December 4, 2003
MarkBernstein.org
 

Kirschenbaum Plays Games

Matt Kirschenbaum confesses to having been a teenage gamer.

Wargames fed my interest in narrative, which in turn has something to do with why I eventually went to graduate school in English and not military history. Here, I realize, I’m treading on a raging debate in contemporary game studies (that may or may not have taken place according to the latest accounts), but my wargame experience compels me beyond a shadow of a doubt to believe that games can be, can become, narrative.

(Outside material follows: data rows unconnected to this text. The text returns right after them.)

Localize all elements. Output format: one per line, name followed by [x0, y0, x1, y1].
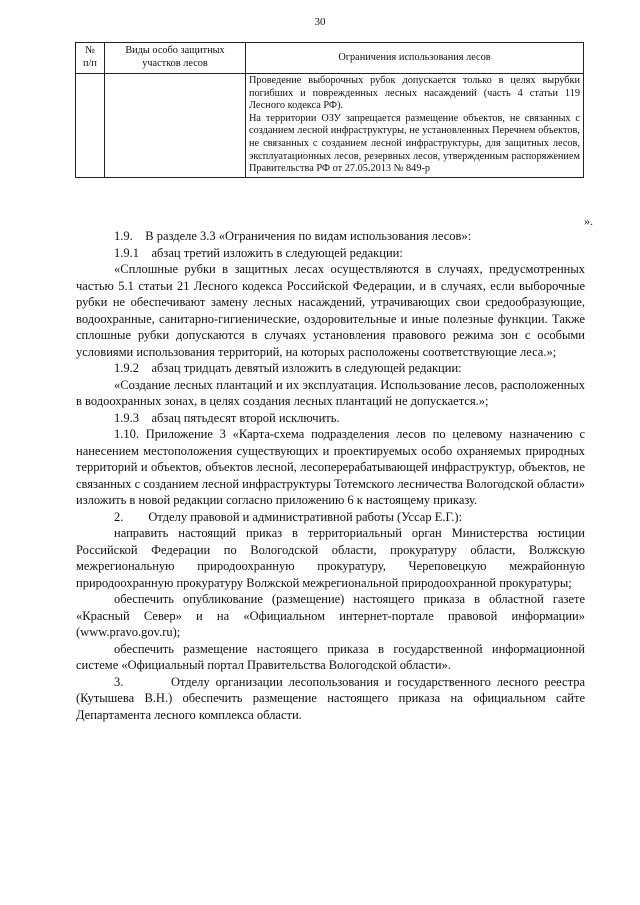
- paragraph-2-portal: обеспечить размещение настоящего приказа в государственной информационной системе «Официальный портал Правительства Вологодской области».: [76, 641, 585, 672]
- restriction-text-2: На территории ОЗУ запрещается размещение объектов, не связанных с созданием лесной инфраструктуры, не установленных Перечнем объектов, не связанных с созданием лесной инфраструктуры, для защитных лесов, эксплуатационных лесов, резервных лесов, утвержденным распоряжением Правительства РФ от 27.05.2013 № 849-р: [249, 112, 580, 175]
- paragraph-2: 2. Отделу правовой и административной работы (Уссар Е.Г.):: [114, 509, 463, 524]
- paragraph-1-9: 1.9. В разделе 3.3 «Ограничения по видам использования лесов»:: [114, 229, 472, 243]
- paragraph-1-9-3: 1.9.3 абзац пятьдесят второй исключить.: [114, 410, 340, 425]
- cell-restrictions: [246, 74, 584, 178]
- restriction-text-1: Проведение выборочных рубок допускается только в целях вырубки погибших и поврежденных лесных насаждений (часть 4 статьи 119 Лесного кодекса РФ).: [249, 75, 580, 112]
- header-restrictions: Ограничения использования лесов: [246, 43, 584, 74]
- paragraph-2-publish: обеспечить опубликование (размещение) настоящего приказа в областной газете «Красный Север» и на «Официальном интернет-портале правовой информации» (www.pravo.gov.ru);: [76, 592, 585, 639]
- page-number: 30: [314, 16, 326, 28]
- paragraph-1-10: 1.10. Приложение 3 «Карта-схема подразделения лесов по целевому назначению с нанесением местоположения существующих и проектируемых особо охраняемых природных территорий и объектов, объектов лесной, лесоперерабатывающей инфраструктур, объектов, не связанных с созданием лесной инфраструктуры Тотемского лесничества Вологодской области» изложить в новой редакции согласно приложению 6 к настоящему приказу.: [76, 427, 585, 507]
- paragraph-1-9-2: 1.9.2 абзац тридцать девятый изложить в следующей редакции:: [114, 361, 462, 375]
- cell-area-type: [105, 74, 246, 178]
- paragraph-clearcut-text: «Сплошные рубки в защитных лесах осуществляются в случаях, предусмотренных частью 5.1 статьи 21 Лесного кодекса Российской Федерации, и в случаях, если выборочные рубки не обеспечивают замену лесных насаждений, утрачивающих свои средообразующие, водоохранные, санитарно-гигиенические, оздоровительные и иные полезные функции. Также сплошные рубки допускаются в случаях установления правового режима зон с особыми условиями использования территорий, на которых расположены соответствующие леса.»;: [76, 262, 585, 359]
- header-number: [76, 43, 105, 74]
- table-row: [76, 74, 584, 178]
- paragraph-3: 3. Отделу организации лесопользования и государственного лесного реестра (Кутышева В.Н.) обеспечить размещение настоящего приказа на официальном сайте Департамента лесного комплекса области.: [76, 674, 589, 722]
- paragraph-2-send-order: направить настоящий приказ в территориальный орган Министерства юстиции Российской Федерации по Вологодской области, прокуратуру области, Волжскую межрегиональную природоохранную прокуратуру, Череповецкую межрайонную природоохранную прокуратуру Волжской межрегиональной природоохранной прокуратуры;: [76, 526, 585, 590]
- cell-number: [76, 74, 105, 178]
- header-area-type: Виды особо защитных участков лесов: [105, 43, 246, 74]
- paragraph-1-9-1: 1.9.1 абзац третий изложить в следующей редакции:: [114, 245, 403, 260]
- table-header-row: [76, 43, 584, 74]
- restrictions-table: [75, 42, 584, 178]
- header-number-text: № п/п: [83, 45, 97, 69]
- document-body: [76, 228, 589, 723]
- paragraph-plantations-text: «Создание лесных плантаций и их эксплуатация. Использование лесов, расположенных в водоохранных зонах, в целях создания лесных плантаций не допускается.»;: [76, 377, 585, 408]
- table-closing-mark: ».: [584, 214, 593, 228]
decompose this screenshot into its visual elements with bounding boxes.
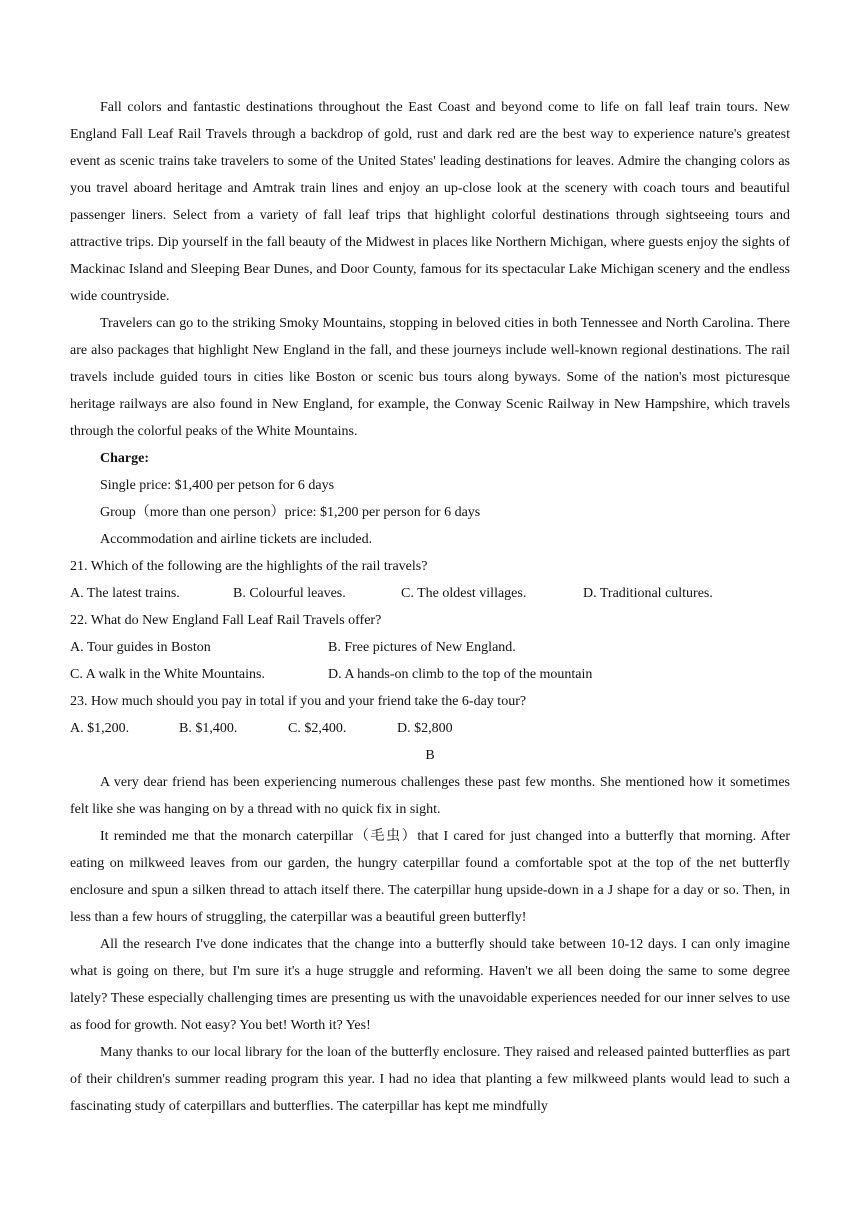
question-23-stem: 23. How much should you pay in total if you and your friend take the 6-day tour? [70, 694, 527, 709]
question-22-option-d: D. A hands-on climb to the top of the mountain [328, 667, 593, 682]
question-23-option-b: B. $1,400. [179, 721, 238, 736]
question-21-option-c: C. The oldest villages. [401, 586, 527, 601]
passage-b-paragraph-2: It reminded me that the monarch caterpillar（毛虫）that I cared for just changed into a butterfly that morning. After eating on milkweed leaves from our garden, the hungry caterpillar found a comfortable spot at the top of the net butterfly enclosure and spun a silken thread to attach itself there. The caterpillar hung upside-down in a J shape for a day or so. Then, in less than a few hours of struggling, the caterpillar was a beautiful green butterfly! [70, 829, 790, 925]
question-23-options [70, 715, 790, 742]
passage-b-paragraph-1: A very dear friend has been experiencing numerous challenges these past few months. She mentioned how it sometimes felt like she was hanging on by a thread with no quick fix in sight. [70, 775, 790, 817]
question-21-option-b: B. Colourful leaves. [233, 586, 346, 601]
question-21-option-d: D. Traditional cultures. [583, 586, 713, 601]
passage-b-paragraph-3: All the research I've done indicates that the change into a butterfly should take between 10-12 days. I can only imagine what is going on there, but I'm sure it's a huge struggle and reforming. Haven't we all been doing the same to some degree lately? These especially challenging times are presenting us with the unavoidable experiences needed for our inner selves to use as food for growth. Not easy? You bet! Worth it? Yes! [70, 937, 790, 1033]
charge-group-price: Group（more than one person）price: $1,200 per person for 6 days [100, 505, 481, 520]
question-23-option-c: C. $2,400. [288, 721, 347, 736]
question-22-option-c: C. A walk in the White Mountains. [70, 667, 265, 682]
question-22-options-row-1 [70, 634, 790, 661]
passage-b-title: B [425, 748, 435, 763]
question-23-option-a: A. $1,200. [70, 721, 130, 736]
passage-a-paragraph-1: Fall colors and fantastic destinations throughout the East Coast and beyond come to life on fall leaf train tours. New England Fall Leaf Rail Travels through a backdrop of gold, rust and dark red are the best way to experience nature's greatest event as scenic trains take travelers to some of the United States' leading destinations for leaves. Admire the changing colors as you travel aboard heritage and Amtrak train lines and enjoy an up-close look at the scenery with coach tours and beautiful passenger liners. Select from a variety of fall leaf trips that highlight colorful destinations through sightseeing tours and attractive trips. Dip yourself in the fall beauty of the Midwest in places like Northern Michigan, where guests enjoy the sights of Mackinac Island and Sleeping Bear Dunes, and Door County, famous for its spectacular Lake Michigan scenery and the endless wide countryside. [70, 100, 790, 304]
document-page [70, 94, 790, 1120]
passage-a-paragraph-2: Travelers can go to the striking Smoky Mountains, stopping in beloved cities in both Tennessee and North Carolina. There are also packages that highlight New England in the fall, and these journeys include well-known regional destinations. The rail travels include guided tours in cities like Boston or scenic bus tours along byways. Some of the nation's most picturesque heritage railways are also found in New England, for example, the Conway Scenic Railway in New Hampshire, which travels through the colorful peaks of the White Mountains. [70, 316, 790, 439]
question-21-stem: 21. Which of the following are the highlights of the rail travels? [70, 559, 428, 574]
question-21-option-a: A. The latest trains. [70, 586, 180, 601]
charge-heading: Charge: [100, 451, 149, 466]
question-22-option-b: B. Free pictures of New England. [328, 640, 516, 655]
charge-note: Accommodation and airline tickets are included. [100, 532, 373, 547]
question-23-option-d: D. $2,800 [397, 721, 453, 736]
question-22-stem: 22. What do New England Fall Leaf Rail Travels offer? [70, 613, 382, 628]
question-22-option-a: A. Tour guides in Boston [70, 640, 211, 655]
passage-b-paragraph-4: Many thanks to our local library for the loan of the butterfly enclosure. They raised and released painted butterflies as part of their children's summer reading program this year. I had no idea that planting a few milkweed plants would lead to such a fascinating study of caterpillars and butterflies. The caterpillar has kept me mindfully [70, 1045, 790, 1114]
charge-single-price: Single price: $1,400 per petson for 6 days [100, 478, 335, 493]
question-22-options-row-2 [70, 661, 790, 688]
question-21-options [70, 580, 790, 607]
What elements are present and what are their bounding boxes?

A key move or assault, a well-played defense, a deft maneuver or a tenacious holding action ... would take on a life of its own as the rest of the game ebbed and flowed around its aura.

Of course, narratives like Kirschenbaum's Squad Leader vignette are precisely what people wish war games did better. I'm playing Europa Universalis II right now. It's reviewed in the upcoming Tekka, I'd abandoned it after a brief look as inept and over-complicated, and now I'm trying to reconcile my impressions. I've nursed Castille through the 15th and 16th centuries, we're all Spanish now, and we've got a nice empire in Africa and a foothold in Northern North America. It's interesting, to be sure, but it's just the bones of history. Without the stories of young Maria and her little hacienda on the prairie, what's the point?

I think, incidentally, that the theorists who are not now (and never have been) debating the question of narrative in games might want to relax some weekend and debate the question of narrative in music.